Confessions of a former emo kid
It seems as though each generation beholds its own fascinating and effortlessly cool stream of subcultures, rebelling against mainstream fashion and rejection whatever Vogue claims to be "so in right now." From the eccentric Club Kids parading through the streets of New York City in the eighties, wearing platform boots and drag make up, to the youths rejecting fashion during the grunge era in thrifted flannel and unwashed hair, subcultures have continuously defined what it means to be young and rebellious.
Unfortunately, my own childhood was deprived of the glamour of heavy drug use and New York City nightclubs, instead consisting of faded band t-shirts and tragic hoodies designed to mimic animal ears. Even more unfortunately, I proudly paraded around my village wearing fishnet tights, neon hair extensions and an assortment of tacky jewellery strung around my neck like a medal for winning the ugliest outfit competition.
Yes I was, at the time, a proud member of the 'Emo community', with the unnecessarily long side fringe to prove it. My days were spent perfecting winged eyeliner and gluing (much to my parents dismay) posters of bands I barely knew, onto my bedroom walls. I devoured Kerrang! magazine each week, scanning each page as if I was stranded on a desert island and these were the secrets to survival, and plastering my pencil case in the free All Time Low stickers. Frying my hair and almost causing permanent damage to my vision were regular occurrences in my attempt to achieve the 'Emo' look, as I studied Youtube tutorials daily, desperate for a drastic change in my appearance.
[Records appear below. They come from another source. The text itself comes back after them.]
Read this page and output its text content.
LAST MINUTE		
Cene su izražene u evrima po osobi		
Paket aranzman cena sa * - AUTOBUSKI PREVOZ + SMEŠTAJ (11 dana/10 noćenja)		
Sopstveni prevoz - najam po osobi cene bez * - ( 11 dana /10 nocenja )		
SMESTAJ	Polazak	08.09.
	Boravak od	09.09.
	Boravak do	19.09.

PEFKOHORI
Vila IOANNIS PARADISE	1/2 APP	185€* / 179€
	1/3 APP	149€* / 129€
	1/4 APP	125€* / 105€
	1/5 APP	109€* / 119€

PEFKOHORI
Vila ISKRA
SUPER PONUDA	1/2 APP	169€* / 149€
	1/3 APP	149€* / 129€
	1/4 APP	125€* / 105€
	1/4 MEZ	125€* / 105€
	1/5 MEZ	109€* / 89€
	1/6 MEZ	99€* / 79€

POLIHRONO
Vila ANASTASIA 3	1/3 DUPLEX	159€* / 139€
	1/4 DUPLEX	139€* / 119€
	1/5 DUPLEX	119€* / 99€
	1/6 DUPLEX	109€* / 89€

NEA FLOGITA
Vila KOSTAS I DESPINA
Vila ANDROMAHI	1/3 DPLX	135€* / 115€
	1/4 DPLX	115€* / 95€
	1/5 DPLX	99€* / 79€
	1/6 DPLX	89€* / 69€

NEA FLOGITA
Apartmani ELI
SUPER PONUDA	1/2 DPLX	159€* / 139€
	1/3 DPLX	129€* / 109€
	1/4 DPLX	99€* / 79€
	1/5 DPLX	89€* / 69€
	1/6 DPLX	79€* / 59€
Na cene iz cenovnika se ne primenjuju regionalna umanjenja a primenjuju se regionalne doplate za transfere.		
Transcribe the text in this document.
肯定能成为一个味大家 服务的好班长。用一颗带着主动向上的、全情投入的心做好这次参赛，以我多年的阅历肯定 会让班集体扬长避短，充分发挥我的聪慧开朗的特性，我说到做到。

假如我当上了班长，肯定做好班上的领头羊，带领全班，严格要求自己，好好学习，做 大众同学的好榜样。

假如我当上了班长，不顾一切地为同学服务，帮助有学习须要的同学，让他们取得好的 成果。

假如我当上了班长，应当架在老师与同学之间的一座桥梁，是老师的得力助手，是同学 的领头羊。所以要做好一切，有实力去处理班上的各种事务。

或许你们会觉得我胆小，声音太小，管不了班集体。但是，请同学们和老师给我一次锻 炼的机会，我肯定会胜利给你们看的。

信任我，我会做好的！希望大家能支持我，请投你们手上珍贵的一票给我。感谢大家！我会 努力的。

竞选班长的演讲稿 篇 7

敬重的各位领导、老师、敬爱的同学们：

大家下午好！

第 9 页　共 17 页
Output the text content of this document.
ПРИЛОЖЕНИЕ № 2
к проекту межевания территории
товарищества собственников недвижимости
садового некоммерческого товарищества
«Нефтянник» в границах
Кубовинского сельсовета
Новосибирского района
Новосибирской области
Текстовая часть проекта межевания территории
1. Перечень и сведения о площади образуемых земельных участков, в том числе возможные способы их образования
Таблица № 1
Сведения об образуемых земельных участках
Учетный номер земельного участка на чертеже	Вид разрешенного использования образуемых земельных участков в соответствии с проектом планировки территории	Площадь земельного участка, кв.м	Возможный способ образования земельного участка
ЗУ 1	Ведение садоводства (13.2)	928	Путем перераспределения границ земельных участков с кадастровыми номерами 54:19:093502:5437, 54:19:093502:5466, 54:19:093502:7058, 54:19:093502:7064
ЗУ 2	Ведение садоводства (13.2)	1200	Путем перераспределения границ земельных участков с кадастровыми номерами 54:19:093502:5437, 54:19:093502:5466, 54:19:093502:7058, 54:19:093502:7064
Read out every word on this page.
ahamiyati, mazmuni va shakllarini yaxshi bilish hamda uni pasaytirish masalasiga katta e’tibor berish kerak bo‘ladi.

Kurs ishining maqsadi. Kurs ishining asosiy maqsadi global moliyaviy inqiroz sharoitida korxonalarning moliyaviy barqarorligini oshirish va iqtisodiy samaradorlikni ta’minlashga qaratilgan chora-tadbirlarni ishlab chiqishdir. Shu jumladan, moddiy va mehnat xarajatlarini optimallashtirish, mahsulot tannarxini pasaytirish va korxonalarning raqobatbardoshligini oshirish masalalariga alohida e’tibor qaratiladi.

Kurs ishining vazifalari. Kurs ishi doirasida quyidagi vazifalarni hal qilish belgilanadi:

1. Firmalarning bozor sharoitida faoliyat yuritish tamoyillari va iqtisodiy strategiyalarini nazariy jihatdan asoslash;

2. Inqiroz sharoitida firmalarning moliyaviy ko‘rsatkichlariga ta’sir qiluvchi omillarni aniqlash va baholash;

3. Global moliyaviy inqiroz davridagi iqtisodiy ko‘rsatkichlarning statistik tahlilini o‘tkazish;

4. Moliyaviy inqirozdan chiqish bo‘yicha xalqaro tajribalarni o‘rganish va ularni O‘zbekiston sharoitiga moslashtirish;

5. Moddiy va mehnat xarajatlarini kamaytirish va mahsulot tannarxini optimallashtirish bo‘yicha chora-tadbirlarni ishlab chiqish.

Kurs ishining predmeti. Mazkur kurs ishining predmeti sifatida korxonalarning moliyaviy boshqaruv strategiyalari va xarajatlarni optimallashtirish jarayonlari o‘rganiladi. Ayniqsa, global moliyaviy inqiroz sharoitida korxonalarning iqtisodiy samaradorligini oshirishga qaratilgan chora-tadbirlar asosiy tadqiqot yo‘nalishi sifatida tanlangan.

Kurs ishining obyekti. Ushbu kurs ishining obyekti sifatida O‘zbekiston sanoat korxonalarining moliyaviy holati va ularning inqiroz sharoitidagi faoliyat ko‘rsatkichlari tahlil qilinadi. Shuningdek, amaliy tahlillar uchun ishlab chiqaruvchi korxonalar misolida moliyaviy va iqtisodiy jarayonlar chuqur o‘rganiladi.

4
Even my school uniform fell victim to customisation, as my backpack jingled from the hundreds of badges and keyrings attached to it during my daily trudge to school (while wearing neon shoelaces of course).
Despite my appreciation for the outlandish attire of punks or hippies, my own attempts at alternative style are simply painful to recall, and I now resent my former self for ignoring my Mum as she told me this was "just a phase." Perhaps it is a romanticisation of the past, enforced onto my by fashion magazines who claim decades as trends, but in comparison to previous years my own generations attempts at subcultures seem disappointing, including my involvement in them.
However, few memories of these disastrous times are beginning to become tinged with nostalgia, as I start to reminisce the days my bedroom walls were barely visible beneath the abundance of posters and the sketches I spent hours on in failed attempts to seem artistic. Admittedly, it was fun to be twelve years old and completely, unapologetically excited about my favourite band, and to scream because Gerard Way looked at me during a concert, without even a drop of self consciousness. Doodling depressing lyrics between sums in my maths book and wasting hours watching Scuzz with my equally as deluded friends are now, strangely, some of my fondest childhood memories.
I've spent a lifetime examining photos of my parents as teenagers, wondering what possessed them towards that particular choice of attire... yet looking back on my own photos, I realise that not only are you blind to what is socially acceptable as a child, but that once a trend is over it looks, frankly, stupid. Wearing 'ugly' clothes and making questionable decisions regarding hair and makeup are simply an, albeit slightly painful, part of growing up... and perhaps that is worthy of celebration in its own right.
To exist as part of a sub culture seems exciting and almost exotic in contrast to the regularity of ones everyday surroundings. At least in most cases, it is not supposed to be trendy, but rather a rebellion against what is deemed acceptable within society. Most subcultures exist as an act of nonconformity, yet without realising they are simply conforming to an alternate set of standards. I may not have dressed identically to the other girls at my school, but my outfits matched thousands of other angsty pre-teens with a desire to stand out. The sense of superiority within those who choose to be different to those in their surroundings is laughable when you realise that everybody is probably copying somebody else. But, that doesn't mean subcultures should not exist. Despite how pretentious they may often seem, they are an outlet; individuals with shared interests who are able to establish a connection with others based on common passions.
So... although memories of my former self are excruciatingly painful to recall, it can be fun to laugh at photos with my dyed red hair covering my face and the word 'dead' scrawled on my knuckles. After all, have you even lived if you can't say "What was I wearing" at least once?